A key to unlocking Tarkovsky’s introspections through Stalker exists not within the Zone, but outside it, through fleeting scenes with the Stalker’s wife (Alisa Freindlich) and young, disabled daughter Martyshka (Natasha Abramova). The film’s otherworldly use of color is, for the most, rigidly divided, between the sickly sepia wash of scenes set on the Zone’s peripheries, and the more vivid and colorful depictions of the Zone itself, capturing a clash between tradition and modernity. However, Martyshka breaks this mold in subtle ways, as the subject of the rare color scenes outside. It’s possible to draw conclusions about the connection between the Stalker’s family and the Zone’s wish-granting abilities — especially given the movie’s puzzling, abstract climax — but Tarkovsky has rarely been one to use symbolism as a means for didactic ends.

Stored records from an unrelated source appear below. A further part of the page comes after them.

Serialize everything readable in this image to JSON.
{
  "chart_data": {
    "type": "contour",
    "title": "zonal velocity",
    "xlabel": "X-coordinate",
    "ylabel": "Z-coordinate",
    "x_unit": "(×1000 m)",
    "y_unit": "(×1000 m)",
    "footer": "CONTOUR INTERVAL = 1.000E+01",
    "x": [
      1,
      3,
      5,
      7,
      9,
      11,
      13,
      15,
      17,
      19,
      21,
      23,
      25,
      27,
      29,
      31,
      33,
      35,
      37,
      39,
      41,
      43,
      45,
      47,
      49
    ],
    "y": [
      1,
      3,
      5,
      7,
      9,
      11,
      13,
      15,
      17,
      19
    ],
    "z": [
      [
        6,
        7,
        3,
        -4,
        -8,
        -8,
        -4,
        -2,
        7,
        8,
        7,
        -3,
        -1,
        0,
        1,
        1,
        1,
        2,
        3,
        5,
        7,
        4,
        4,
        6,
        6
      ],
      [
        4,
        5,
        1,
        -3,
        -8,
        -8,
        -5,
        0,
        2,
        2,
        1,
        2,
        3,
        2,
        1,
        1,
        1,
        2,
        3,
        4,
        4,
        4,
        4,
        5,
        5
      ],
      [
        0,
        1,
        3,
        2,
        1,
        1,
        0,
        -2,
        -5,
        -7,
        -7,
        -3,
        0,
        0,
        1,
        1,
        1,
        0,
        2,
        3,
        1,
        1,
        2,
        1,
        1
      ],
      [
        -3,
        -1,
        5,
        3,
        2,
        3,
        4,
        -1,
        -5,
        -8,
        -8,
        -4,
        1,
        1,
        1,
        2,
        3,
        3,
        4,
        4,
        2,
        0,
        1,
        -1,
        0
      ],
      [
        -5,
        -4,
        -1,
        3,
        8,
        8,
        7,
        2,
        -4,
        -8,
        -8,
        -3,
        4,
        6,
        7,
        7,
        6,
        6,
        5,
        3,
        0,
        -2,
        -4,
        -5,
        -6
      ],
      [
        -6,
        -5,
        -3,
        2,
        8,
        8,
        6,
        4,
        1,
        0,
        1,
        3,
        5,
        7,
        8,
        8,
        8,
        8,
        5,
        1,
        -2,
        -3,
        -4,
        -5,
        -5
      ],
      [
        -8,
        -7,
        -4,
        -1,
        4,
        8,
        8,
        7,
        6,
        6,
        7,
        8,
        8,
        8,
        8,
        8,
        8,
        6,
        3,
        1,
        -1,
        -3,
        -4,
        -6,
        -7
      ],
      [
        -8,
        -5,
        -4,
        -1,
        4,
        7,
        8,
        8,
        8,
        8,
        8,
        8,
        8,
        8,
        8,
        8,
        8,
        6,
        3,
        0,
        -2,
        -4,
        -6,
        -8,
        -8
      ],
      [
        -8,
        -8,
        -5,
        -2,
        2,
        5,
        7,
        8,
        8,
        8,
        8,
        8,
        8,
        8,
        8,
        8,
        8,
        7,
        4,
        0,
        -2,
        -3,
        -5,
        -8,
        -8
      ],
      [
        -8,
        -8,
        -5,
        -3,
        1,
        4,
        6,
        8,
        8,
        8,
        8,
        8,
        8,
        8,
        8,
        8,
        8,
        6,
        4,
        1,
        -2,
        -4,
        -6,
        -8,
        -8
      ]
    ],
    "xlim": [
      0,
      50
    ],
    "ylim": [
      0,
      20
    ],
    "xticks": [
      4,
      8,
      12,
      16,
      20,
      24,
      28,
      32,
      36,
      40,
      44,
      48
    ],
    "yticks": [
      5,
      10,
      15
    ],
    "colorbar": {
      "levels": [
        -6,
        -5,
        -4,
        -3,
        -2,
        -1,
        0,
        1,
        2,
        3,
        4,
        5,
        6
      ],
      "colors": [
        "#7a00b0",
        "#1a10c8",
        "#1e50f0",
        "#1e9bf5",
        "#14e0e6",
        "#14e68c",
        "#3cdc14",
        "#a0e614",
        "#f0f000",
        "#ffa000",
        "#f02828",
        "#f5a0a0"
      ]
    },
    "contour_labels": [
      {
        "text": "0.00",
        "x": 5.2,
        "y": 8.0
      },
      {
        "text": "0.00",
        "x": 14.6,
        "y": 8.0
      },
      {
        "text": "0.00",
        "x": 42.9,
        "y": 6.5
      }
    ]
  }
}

As the characters venture deeper into the Zone, none of them find the clarity for which they seem to be searching — about the state of the world, its paradoxes, and its conundrums. There are no clear answers waiting for them inside the sacred room. Rather, what they find in the Zone, through its legends and disappointments, is a dark form of enlightenment about their own fundamental natures, revealed at the cost of their sanity and safety. In Stalker, there are horrors and miracles, and a thin line between them. There are those willing to accept both these things as part of the human condition, and those willing to accept neither one, in favor of a nihilistic worldview that isn’t primed for faith — whether in god, in or art, in or something that exists beyond words, in the mysterious fabric of celluloid.